Pochi contratti nei piccoli centri
Prendiamo, invece, un bar che genera 1.000 euro d'incasso al giorno, 360 mila l'anno: può valere 450 mila euro: 100-120 d'acconto, il resto in cambiali da 60 a 72 rate. «Con questa cifra si acquista il ramo d'azienda, la licenza, gli arredi, le attrezzature e l'avviamento - osserva Belgeri -. Se c'è un contratto di locazione in essere che scade, poniamo nel 2017, si subentra con l'articolo 36 che prescrive che, fino al termine del contratto, non si possono fare aumenti sul canone, se non l'adeguamento Istat dell'1,5-2% annuo. Se scade nel 2009, si subordina alla firma di un contratto di locazione ex novo di 6 anni + 6».
E nelle città medio-piccole, che cosa succede in tempo di crisi? «Ci sono tante attività in vendita, circola poco denaro e chi compra spesso ricorre al credito - spiega Cristiano Santi, presidente di Euroimpresa, società specializzata nella mediazione di attività commerciali a Vercelli, Aosta e Novara -. Vanno in porto tre trattative su dieci e spesso si chiude al 30-40% in meno rispetto al prezzo iniziale. L'acquisto è spesso purtroppo visto come opportunità da chi non sa cosa fare. È un errore.

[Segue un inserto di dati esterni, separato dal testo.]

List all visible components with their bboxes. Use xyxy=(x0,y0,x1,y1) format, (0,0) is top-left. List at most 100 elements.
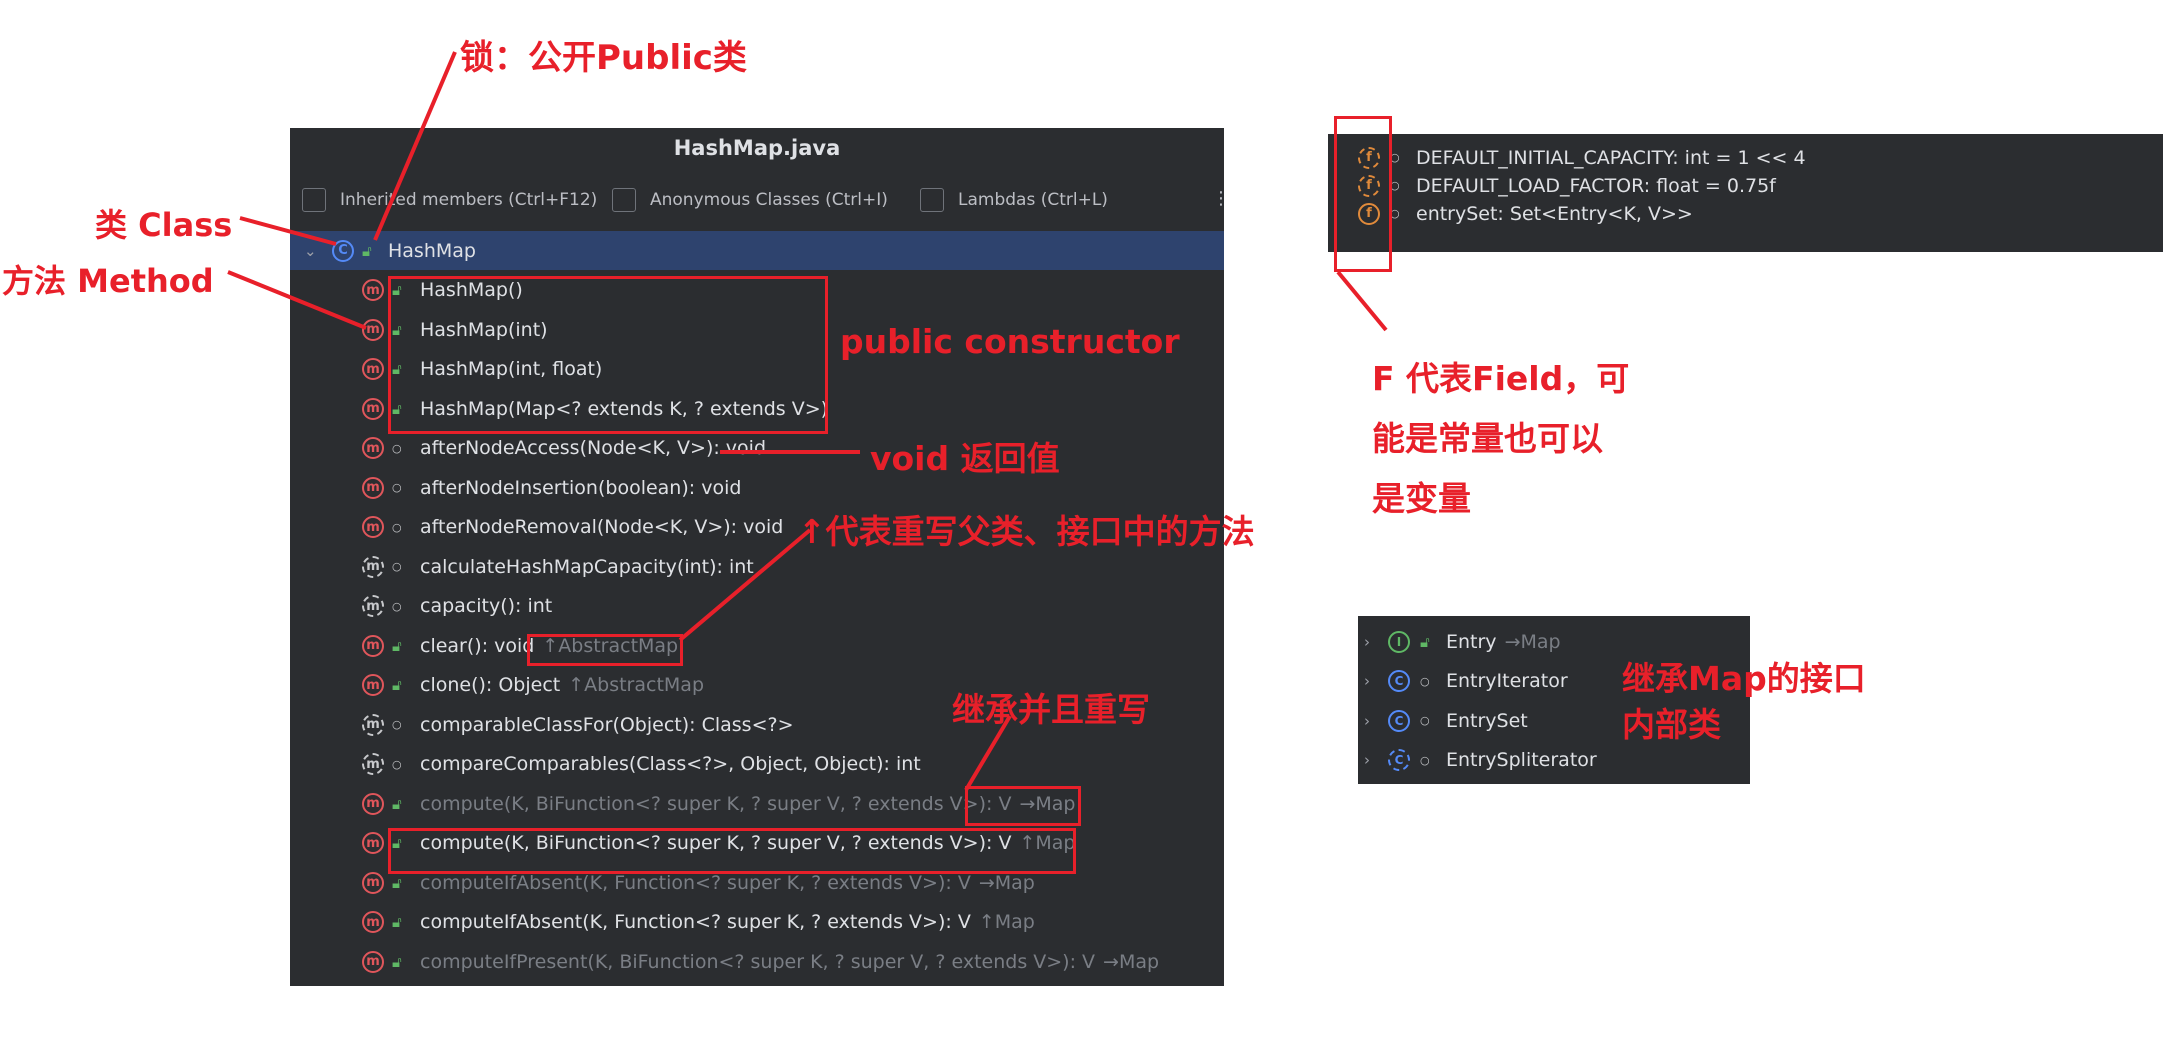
panel-title: HashMap.java xyxy=(673,136,841,160)
member-signature: comparableClassFor(Object): Class<?> xyxy=(420,714,794,736)
member-row[interactable]: m 🔓︎ computeIfAbsent(K, Function<? super K… xyxy=(290,903,1224,942)
annotation-field-line3: 是变量 xyxy=(1372,479,1471,518)
checkbox-anonymous-classes[interactable]: Anonymous Classes (Ctrl+I) xyxy=(612,188,888,212)
public-lock-icon: 🔓︎ xyxy=(392,952,402,971)
member-row[interactable]: m ○ compareComparables(Class<?>, Object, O… xyxy=(290,745,1224,784)
member-super-hint: ↑Map xyxy=(978,911,1035,933)
member-label: afterNodeRemoval(Node<K, V>): void xyxy=(420,516,784,538)
annotation-field-line1: F 代表Field，可 xyxy=(1372,359,1630,398)
package-private-icon: ○ xyxy=(1420,674,1430,688)
member-signature: afterNodeInsertion(boolean): void xyxy=(420,477,741,499)
public-lock-icon: 🔓︎ xyxy=(392,636,402,655)
highlight-constructors xyxy=(388,276,828,434)
checkbox-box[interactable] xyxy=(302,188,326,212)
member-row[interactable]: m ○ afterNodeInsertion(boolean): void xyxy=(290,468,1224,507)
method-icon: m xyxy=(362,358,384,380)
package-private-icon: ○ xyxy=(392,441,402,455)
fields-panel: f ○ DEFAULT_INITIAL_CAPACITY: int = 1 << 4… xyxy=(1328,134,2163,252)
member-signature: clone(): Object ↑AbstractMap xyxy=(420,674,704,696)
method-icon: m xyxy=(362,318,384,341)
member-label: comparableClassFor(Object): Class<?> xyxy=(420,713,794,736)
highlight-map-super xyxy=(965,786,1081,826)
method-icon: m xyxy=(362,950,384,973)
member-row[interactable]: m 🔓︎ clear(): void ↑AbstractMap xyxy=(290,626,1224,665)
member-label: computeIfAbsent(K, Function<? super K, ?… xyxy=(420,911,971,933)
chevron-down-icon[interactable]: ⌄ xyxy=(304,242,317,260)
method-icon: m xyxy=(362,832,384,854)
member-super-hint: →Map xyxy=(978,871,1035,894)
package-private-icon: ○ xyxy=(392,599,402,613)
package-private-icon: ○ xyxy=(392,757,402,771)
method-icon: m xyxy=(362,279,384,301)
inner-class-name: EntrySpliterator xyxy=(1446,749,1597,771)
checkbox-label: Inherited members (Ctrl+F12) xyxy=(340,190,598,210)
public-lock-icon: 🔓︎ xyxy=(392,913,402,931)
member-label: afterNodeInsertion(boolean): void xyxy=(420,476,742,499)
member-label: computeIfAbsent(K, Function<? super K, ?… xyxy=(420,871,971,894)
method-icon: m xyxy=(362,476,384,499)
inner-class-label: EntrySpliterator xyxy=(1446,749,1597,771)
method-icon: m xyxy=(362,792,384,815)
member-label: calculateHashMapCapacity(int): int xyxy=(420,555,754,578)
package-private-icon: ○ xyxy=(392,481,402,494)
highlight-compute-override xyxy=(388,828,1076,874)
member-label: capacity(): int xyxy=(420,595,553,617)
member-signature: computeIfAbsent(K, Function<? super K, ?… xyxy=(420,911,1035,933)
highlight-abstractmap-super xyxy=(527,634,683,666)
checkbox-box[interactable] xyxy=(920,188,944,212)
member-super-hint: ↑AbstractMap xyxy=(568,674,705,696)
package-private-icon: ○ xyxy=(392,520,402,534)
member-signature: afterNodeAccess(Node<K, V>): void xyxy=(420,437,766,459)
inner-class-label: EntryIterator xyxy=(1446,670,1568,692)
annotation-override: ↑代表重写父类、接口中的方法 xyxy=(798,512,1255,551)
public-lock-icon: 🔓︎ xyxy=(362,241,372,260)
member-row[interactable]: m 🔓︎ computeIfPresent(K, BiFunction<? supe… xyxy=(290,942,1224,981)
member-label: computeIfPresent(K, BiFunction<? super K… xyxy=(420,950,1096,973)
checkbox-inherited-members[interactable]: Inherited members (Ctrl+F12) xyxy=(302,188,597,212)
chevron-right-icon[interactable]: › xyxy=(1364,712,1370,730)
annotation-inherit-override: 继承并且重写 xyxy=(952,690,1150,729)
annotation-inner-line2: 内部类 xyxy=(1622,705,1721,744)
chevron-right-icon[interactable]: › xyxy=(1364,633,1370,651)
inner-class-row[interactable]: › C ○ EntrySpliterator xyxy=(1358,741,1750,780)
field-row[interactable]: f ○ entrySet: Set<Entry<K, V>> xyxy=(1328,194,2163,233)
member-super-hint: →Map xyxy=(1103,950,1160,973)
member-row[interactable]: m ○ afterNodeAccess(Node<K, V>): void xyxy=(290,429,1224,468)
field-label: entrySet: Set<Entry<K, V>> xyxy=(1416,202,1693,225)
checkbox-label: Lambdas (Ctrl+L) xyxy=(958,190,1108,210)
inner-class-label: Entry xyxy=(1446,630,1497,653)
annotation-method: 方法 Method xyxy=(2,262,214,300)
member-row[interactable]: m 🔓︎ compute(K, BiFunction<? super K, ? su… xyxy=(290,784,1224,823)
class-icon: C xyxy=(332,239,354,262)
method-icon: m xyxy=(362,516,384,538)
inner-class-name: Entry →Map xyxy=(1446,631,1561,653)
class-icon: C xyxy=(1388,709,1410,732)
class-icon: C xyxy=(1388,749,1410,771)
tree-node-class-hashmap[interactable]: ⌄ C 🔓︎ HashMap xyxy=(290,231,1224,270)
member-label: clear(): void xyxy=(420,634,535,657)
chevron-right-icon[interactable]: › xyxy=(1364,672,1370,690)
member-label: compareComparables(Class<?>, Object, Obj… xyxy=(420,753,921,775)
checkbox-box[interactable] xyxy=(612,188,636,212)
method-icon: m xyxy=(362,437,384,459)
member-signature: calculateHashMapCapacity(int): int xyxy=(420,556,754,578)
annotation-field-line2: 能是常量也可以 xyxy=(1372,419,1603,458)
member-signature: compareComparables(Class<?>, Object, Obj… xyxy=(420,753,921,775)
chevron-right-icon[interactable]: › xyxy=(1364,751,1370,769)
member-row[interactable]: m ○ capacity(): int xyxy=(290,587,1224,626)
inner-class-name: EntryIterator xyxy=(1446,670,1568,692)
annotation-inner-line1: 继承Map的接口 xyxy=(1622,659,1866,698)
member-label: clone(): Object xyxy=(420,674,561,696)
public-lock-icon: 🔓︎ xyxy=(392,794,402,813)
highlight-field-icons xyxy=(1334,116,1392,272)
member-label: compute(K, BiFunction<? super K, ? super… xyxy=(420,792,1012,815)
inner-class-super-hint: →Map xyxy=(1504,630,1561,653)
more-options-icon[interactable]: ⋮ xyxy=(1212,188,1224,209)
checkbox-lambdas[interactable]: Lambdas (Ctrl+L) xyxy=(920,188,1108,212)
class-icon: C xyxy=(1388,670,1410,692)
member-signature: afterNodeRemoval(Node<K, V>): void xyxy=(420,516,783,538)
public-lock-icon: 🔓︎ xyxy=(392,873,402,892)
annotation-lock: 锁：公开Public类 xyxy=(460,38,747,78)
static-method-icon: m xyxy=(362,555,384,578)
method-icon: m xyxy=(362,871,384,894)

Chi compra, deve conoscere il territorio, lo stato del locale, le presenze vicine, l'arredamento, gli impianti a norma, la cantina, l'incasso giornaliero, le spese mensili e fiscali, l'esposizione bancaria, eventuali debiti e magari saper leggere i bilanci». L'era del bar come settore rifugio è decisamente finita.